What’s more, she added, whilst external attackers are always evolving, the insider threat is always there too, and it’s the hardest to find because most circumstances of insider threat are not a result of malicious intent but rather accidental slip ups by staff.

The learning here, continued Orton, is that “you can’t expect your employees or insiders to make the right decision every time, that’s not going to happen. You can’t possibly be expected to track and secure every part of the network” either - you need a machine to help with the heavy lifting.

Instead, she urged companies to adopt a machine-based learning approach that works in such a way it mirrors the mechanism of the human immune system. 

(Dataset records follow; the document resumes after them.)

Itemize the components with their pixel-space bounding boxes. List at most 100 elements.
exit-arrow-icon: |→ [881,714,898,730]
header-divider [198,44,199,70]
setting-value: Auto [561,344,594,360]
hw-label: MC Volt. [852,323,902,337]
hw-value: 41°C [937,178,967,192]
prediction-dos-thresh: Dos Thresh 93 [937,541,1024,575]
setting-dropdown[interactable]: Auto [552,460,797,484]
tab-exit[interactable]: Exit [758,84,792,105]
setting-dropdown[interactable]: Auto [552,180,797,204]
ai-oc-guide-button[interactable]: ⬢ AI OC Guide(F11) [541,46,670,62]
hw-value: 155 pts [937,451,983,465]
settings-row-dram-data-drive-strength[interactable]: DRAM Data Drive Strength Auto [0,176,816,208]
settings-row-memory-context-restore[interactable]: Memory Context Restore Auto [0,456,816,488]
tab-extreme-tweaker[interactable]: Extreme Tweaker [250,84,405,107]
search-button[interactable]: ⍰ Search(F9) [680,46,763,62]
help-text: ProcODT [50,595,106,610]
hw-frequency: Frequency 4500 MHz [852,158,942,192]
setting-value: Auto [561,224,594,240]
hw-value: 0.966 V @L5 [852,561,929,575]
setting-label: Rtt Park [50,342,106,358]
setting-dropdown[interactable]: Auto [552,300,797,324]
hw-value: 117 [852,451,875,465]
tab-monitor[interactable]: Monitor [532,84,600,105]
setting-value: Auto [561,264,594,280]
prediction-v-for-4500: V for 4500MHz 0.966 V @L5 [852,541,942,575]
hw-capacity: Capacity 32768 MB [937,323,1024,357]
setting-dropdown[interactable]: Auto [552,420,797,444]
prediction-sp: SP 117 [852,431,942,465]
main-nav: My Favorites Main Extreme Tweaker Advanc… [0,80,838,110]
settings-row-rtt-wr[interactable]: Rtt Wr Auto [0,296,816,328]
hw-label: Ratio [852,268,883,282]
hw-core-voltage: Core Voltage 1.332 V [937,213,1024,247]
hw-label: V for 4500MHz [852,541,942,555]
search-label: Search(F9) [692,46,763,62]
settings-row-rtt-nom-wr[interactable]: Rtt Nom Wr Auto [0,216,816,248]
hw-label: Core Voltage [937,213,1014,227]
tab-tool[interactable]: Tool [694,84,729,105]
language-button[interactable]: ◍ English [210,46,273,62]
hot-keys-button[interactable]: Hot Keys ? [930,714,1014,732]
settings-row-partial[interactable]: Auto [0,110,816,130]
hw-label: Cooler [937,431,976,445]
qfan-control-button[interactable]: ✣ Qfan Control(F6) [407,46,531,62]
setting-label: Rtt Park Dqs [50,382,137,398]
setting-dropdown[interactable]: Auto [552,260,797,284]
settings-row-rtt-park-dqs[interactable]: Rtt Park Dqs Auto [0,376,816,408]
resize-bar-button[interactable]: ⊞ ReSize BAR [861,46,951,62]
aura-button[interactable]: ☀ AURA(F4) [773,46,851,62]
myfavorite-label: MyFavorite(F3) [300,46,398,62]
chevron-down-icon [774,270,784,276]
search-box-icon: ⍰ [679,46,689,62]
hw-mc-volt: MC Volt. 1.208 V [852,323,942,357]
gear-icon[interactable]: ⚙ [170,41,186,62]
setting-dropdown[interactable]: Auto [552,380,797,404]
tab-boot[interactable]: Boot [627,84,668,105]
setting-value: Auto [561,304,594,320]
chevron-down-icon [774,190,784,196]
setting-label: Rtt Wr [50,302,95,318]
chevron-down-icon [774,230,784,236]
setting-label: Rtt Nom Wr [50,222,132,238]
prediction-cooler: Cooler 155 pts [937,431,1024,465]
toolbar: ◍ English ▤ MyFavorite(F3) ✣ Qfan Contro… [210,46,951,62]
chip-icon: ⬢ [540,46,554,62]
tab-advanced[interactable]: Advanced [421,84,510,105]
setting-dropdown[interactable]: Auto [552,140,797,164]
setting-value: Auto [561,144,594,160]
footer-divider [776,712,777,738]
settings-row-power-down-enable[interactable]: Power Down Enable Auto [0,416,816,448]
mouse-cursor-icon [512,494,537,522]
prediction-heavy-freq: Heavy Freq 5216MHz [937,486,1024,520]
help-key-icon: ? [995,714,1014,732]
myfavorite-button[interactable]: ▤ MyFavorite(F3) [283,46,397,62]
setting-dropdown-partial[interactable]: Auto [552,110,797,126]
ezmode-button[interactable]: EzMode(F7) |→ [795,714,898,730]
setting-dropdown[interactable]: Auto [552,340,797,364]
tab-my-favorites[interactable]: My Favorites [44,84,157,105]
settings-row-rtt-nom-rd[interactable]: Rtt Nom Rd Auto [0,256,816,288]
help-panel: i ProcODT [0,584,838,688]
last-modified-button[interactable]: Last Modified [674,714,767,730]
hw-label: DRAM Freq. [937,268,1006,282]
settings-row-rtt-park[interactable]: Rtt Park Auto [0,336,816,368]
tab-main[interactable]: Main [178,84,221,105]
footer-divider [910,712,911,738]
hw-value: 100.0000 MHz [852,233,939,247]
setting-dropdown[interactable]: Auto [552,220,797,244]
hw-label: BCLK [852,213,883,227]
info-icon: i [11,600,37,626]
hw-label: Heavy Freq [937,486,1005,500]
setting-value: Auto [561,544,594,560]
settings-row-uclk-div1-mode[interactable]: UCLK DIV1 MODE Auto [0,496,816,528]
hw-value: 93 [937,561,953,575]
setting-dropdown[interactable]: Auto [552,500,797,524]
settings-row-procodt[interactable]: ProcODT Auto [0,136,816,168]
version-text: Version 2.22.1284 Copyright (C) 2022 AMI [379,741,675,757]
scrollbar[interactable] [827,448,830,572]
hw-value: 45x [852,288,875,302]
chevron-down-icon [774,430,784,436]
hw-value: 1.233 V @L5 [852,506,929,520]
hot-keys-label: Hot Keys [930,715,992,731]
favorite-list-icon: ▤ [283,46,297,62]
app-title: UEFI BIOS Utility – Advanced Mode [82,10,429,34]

“It’s a similar concept,” she explained, “the actual problem of finding abnormal activity continually, all the time, and making sure availability is still up and running and you’re still productive is what our human bodies do all the time. The clever thing about the immune system is the ability to know what’s in us, know the self and know what’s normal.”

This idea of a self-learning technology that’s going to be on the inside, understanding, constantly refining it’s grasp on what is normal is going to be critical in facing the challenge.

Further, machine-based learning technology with the immune system approach is now so advanced that it is not limited to defense, it actually has the potential to help in response; a machine taking action in real-time based on the threat or anomalous behavior it sees.

“The important thing about this,” Orton concluded, “is because the unsupervised machine-learning has such an accurate understanding of normal activity, what we’re able to do with that knowledge is be really precise and targeted in the way that response happens.”